Monopoly was my first thought. I remember as a kid, in order to continue days-long play we would loan money to any player who went bankrupt.

I play two-suite spider solitaire with unlimited use of the undo button. It removes any luck element and makes it into a pure puzzle game where I’m allowed to click-click-click, which is more satisfying than agonizing over a choice which might be between two dead ends anyway. I usually win in about 10-15 minutes, which I find is the ideal amount of time for a mental break.

There’s a phone game I play called Monkey Wrench. Kind of a twist on a word search game, I guess. All the letters are used and the word wraps around any direction, though. I’m not explaining it well, but it’s a good game.

Anyway, there are easy/medium/hard settings. Easy gives you the categories and tells you the words you’re looking for. Medium gives you the categories and tells you the first letters and word lengths. Hard just gives you the categories and word lengths. I collapse the whole word menu thing, though, and try to find the words with no clues at all. And give myself a mental bonus if I can figure out some of the categories, although that’s not always possible.

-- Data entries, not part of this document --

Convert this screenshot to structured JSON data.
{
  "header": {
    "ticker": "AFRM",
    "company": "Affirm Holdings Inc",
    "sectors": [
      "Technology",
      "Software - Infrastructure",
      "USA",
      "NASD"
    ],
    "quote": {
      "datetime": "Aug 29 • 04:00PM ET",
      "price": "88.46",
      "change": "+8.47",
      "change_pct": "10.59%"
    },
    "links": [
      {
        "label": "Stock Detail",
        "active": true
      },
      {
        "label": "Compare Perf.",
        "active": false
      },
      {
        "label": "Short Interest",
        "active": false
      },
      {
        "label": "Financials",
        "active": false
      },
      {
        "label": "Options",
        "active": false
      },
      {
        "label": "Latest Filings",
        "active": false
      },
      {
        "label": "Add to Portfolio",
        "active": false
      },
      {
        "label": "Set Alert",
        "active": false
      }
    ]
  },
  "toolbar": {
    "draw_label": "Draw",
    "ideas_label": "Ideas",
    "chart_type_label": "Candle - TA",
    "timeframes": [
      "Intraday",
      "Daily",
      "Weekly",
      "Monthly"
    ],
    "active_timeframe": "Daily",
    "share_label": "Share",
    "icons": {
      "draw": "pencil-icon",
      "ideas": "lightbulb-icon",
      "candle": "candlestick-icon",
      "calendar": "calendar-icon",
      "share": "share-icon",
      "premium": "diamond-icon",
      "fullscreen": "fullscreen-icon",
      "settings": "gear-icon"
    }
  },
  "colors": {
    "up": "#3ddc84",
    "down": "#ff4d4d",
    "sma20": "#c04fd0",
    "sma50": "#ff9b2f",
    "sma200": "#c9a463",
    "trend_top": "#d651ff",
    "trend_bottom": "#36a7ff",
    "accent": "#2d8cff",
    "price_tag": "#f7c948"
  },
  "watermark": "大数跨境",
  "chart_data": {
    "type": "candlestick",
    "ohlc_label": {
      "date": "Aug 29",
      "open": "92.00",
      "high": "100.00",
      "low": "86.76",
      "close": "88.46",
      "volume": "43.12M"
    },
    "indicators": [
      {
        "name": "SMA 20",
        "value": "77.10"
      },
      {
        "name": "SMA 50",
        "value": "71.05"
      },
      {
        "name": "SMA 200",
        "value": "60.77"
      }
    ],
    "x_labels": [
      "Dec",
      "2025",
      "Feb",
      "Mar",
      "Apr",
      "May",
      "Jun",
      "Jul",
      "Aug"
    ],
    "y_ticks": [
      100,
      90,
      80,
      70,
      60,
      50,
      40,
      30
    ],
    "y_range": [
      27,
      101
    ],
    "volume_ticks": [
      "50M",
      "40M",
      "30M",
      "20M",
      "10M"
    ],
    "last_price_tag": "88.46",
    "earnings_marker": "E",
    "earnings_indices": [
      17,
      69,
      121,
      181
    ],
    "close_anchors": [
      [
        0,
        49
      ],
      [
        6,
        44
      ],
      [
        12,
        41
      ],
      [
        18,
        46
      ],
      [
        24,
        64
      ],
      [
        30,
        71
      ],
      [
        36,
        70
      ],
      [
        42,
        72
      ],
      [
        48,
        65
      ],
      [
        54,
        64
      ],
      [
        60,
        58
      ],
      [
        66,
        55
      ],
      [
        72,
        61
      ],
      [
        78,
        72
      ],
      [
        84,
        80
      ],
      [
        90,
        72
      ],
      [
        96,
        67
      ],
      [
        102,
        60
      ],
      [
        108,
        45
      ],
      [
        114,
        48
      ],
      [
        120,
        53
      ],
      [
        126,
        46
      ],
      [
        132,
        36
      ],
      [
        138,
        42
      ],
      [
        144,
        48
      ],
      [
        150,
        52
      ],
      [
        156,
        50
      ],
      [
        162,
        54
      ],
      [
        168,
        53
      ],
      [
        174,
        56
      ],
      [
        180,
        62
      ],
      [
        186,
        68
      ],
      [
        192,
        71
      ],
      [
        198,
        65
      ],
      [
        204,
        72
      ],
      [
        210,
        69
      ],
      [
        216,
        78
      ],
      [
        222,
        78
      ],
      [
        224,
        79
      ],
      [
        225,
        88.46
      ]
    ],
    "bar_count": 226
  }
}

I haven’t played Monopoly in years, and even then it was by the ubiquitous crap rules everybody plays, but I don’t remember anyone ever declining to buy a property in a game with 4+ players. The exhaustion of the intial money comes way past the point where every property has been landed on once and everybody I ever played with, (including me), always bought every time.

This is because people aren’t strategizing correctly. Some properties are not worth their face value. You can decline to buy a property and bid on it yourself. Don’t ask me what the correct strategies are, the above is just what I’ve been told by more advanced players.

In general, you only pass on a property if you aren’t liquid enough or if all the other competitors can’t manage more than the face value in an auction so you can get it for less than that.

Back in Skyrim, I would do everything I could to avoid the development track that turned your character into an unstoppable one-shot killing machine, because the game got boring at that point and I’d start a new character. I tried a Block build, I tried non-violence, I went ultimate stealth, I tried to search the entire map without killing anything…

My wife and I play Rummikub wrong. We don’t do any of the scoring part of the game, but simply play until one of us “goes out”. First one out wins.

We do require 30+ points for the first lay of the game.

We also began taking out the smiley-wild-card tiles as it threw the game into too much swing if one player gets them. We considered each of us taking one, but we are happier without them.